Portrait (inachevé) de l'impératrice Joséphine
Pierre Paul Prud'hon·1800
Historical Context
This unfinished portrait of the Empress Joséphine at Malmaison, dated around 1800, provides an invaluable document of Prud'hon's working method and the technical stages through which he built his finished portraits. The canvas, now at the Musée national de Malmaison, was likely made during or shortly before the 1805 Louvre portrait campaign, though the recorded date of 1800 may reflect an earlier sitting. Unfinished works allow viewers to study the under-layers of Prud'hon's technique: the warm, toned ground, the initial placement of figures, and the progressive development of luminosity through glazing. The Malmaison museum's acquisition of this work alongside the château that was Joséphine's own residence and personal legacy creates a resonant relationship between portrait subject and location.
Technical Analysis
The unfinished state reveals Prud'hon's working sequence: a warm toned ground, broadly established shadow masses, and the progressive addition of light glazes that would, in the finished work, create the seamless atmospheric luminosity of his completed surfaces. Passages at varying stages of completion allow direct comparison between the early blocking-in and the final state.
Look Closer
- ◆Partially finished areas reveal the warm ochre or umber ground that underpins even the most luminous passages of Prud'hon's completed paintings.

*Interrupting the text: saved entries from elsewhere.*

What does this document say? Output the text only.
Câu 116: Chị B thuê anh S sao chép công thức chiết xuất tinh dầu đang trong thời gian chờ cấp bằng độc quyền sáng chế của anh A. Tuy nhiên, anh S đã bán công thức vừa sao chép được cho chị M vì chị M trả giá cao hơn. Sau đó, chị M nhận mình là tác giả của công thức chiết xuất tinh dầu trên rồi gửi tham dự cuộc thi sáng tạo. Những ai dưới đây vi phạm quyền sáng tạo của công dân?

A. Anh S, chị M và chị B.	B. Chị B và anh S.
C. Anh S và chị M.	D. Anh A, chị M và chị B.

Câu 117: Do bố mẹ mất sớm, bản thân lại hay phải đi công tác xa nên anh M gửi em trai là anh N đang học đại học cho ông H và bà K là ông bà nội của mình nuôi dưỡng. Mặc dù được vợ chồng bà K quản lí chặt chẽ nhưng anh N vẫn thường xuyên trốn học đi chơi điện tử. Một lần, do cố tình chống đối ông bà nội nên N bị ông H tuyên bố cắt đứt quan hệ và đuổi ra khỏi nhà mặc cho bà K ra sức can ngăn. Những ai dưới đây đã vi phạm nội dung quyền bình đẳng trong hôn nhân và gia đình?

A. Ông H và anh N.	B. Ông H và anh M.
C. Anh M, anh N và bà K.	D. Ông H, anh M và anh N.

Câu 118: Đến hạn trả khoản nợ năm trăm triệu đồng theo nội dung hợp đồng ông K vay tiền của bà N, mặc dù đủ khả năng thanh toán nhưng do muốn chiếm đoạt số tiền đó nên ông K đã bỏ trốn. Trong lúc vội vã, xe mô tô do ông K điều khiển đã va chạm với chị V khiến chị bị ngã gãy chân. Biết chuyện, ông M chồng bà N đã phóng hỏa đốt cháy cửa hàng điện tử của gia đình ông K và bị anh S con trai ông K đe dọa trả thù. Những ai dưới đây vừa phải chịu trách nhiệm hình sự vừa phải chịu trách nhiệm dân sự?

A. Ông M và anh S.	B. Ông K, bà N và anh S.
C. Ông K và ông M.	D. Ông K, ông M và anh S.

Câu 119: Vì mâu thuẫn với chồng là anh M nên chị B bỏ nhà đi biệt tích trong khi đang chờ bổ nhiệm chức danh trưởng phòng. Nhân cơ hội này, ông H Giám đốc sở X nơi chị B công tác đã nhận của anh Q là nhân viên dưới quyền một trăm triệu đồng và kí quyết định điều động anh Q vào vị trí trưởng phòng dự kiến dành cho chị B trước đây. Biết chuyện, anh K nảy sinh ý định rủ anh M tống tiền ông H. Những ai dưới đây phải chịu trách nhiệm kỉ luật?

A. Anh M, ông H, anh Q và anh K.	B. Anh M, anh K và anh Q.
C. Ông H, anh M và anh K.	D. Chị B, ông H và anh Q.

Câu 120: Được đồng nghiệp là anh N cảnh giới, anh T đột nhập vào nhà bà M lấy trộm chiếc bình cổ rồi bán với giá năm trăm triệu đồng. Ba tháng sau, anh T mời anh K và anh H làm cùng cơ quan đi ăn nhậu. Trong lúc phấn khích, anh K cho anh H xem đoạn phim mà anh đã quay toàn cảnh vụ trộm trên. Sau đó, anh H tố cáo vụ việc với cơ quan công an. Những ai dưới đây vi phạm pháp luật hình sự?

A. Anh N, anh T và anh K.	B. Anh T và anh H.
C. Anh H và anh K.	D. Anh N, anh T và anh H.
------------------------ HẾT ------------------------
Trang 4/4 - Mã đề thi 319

- ◆The face, typically the most finished area in Prud'hon's portraits, shows the progressive layering from broad shadow establishment to delicate highlight glazes.
- ◆Unfinished drapery passages display the gestural drawing quality of Prud'hon's initial placement before the smoothing and glazing that created his characteristic silky surfaces.
- ◆The contrast between finished and unfinished zones within the same canvas documents the hierarchical priorities of Prud'hon's studio practice.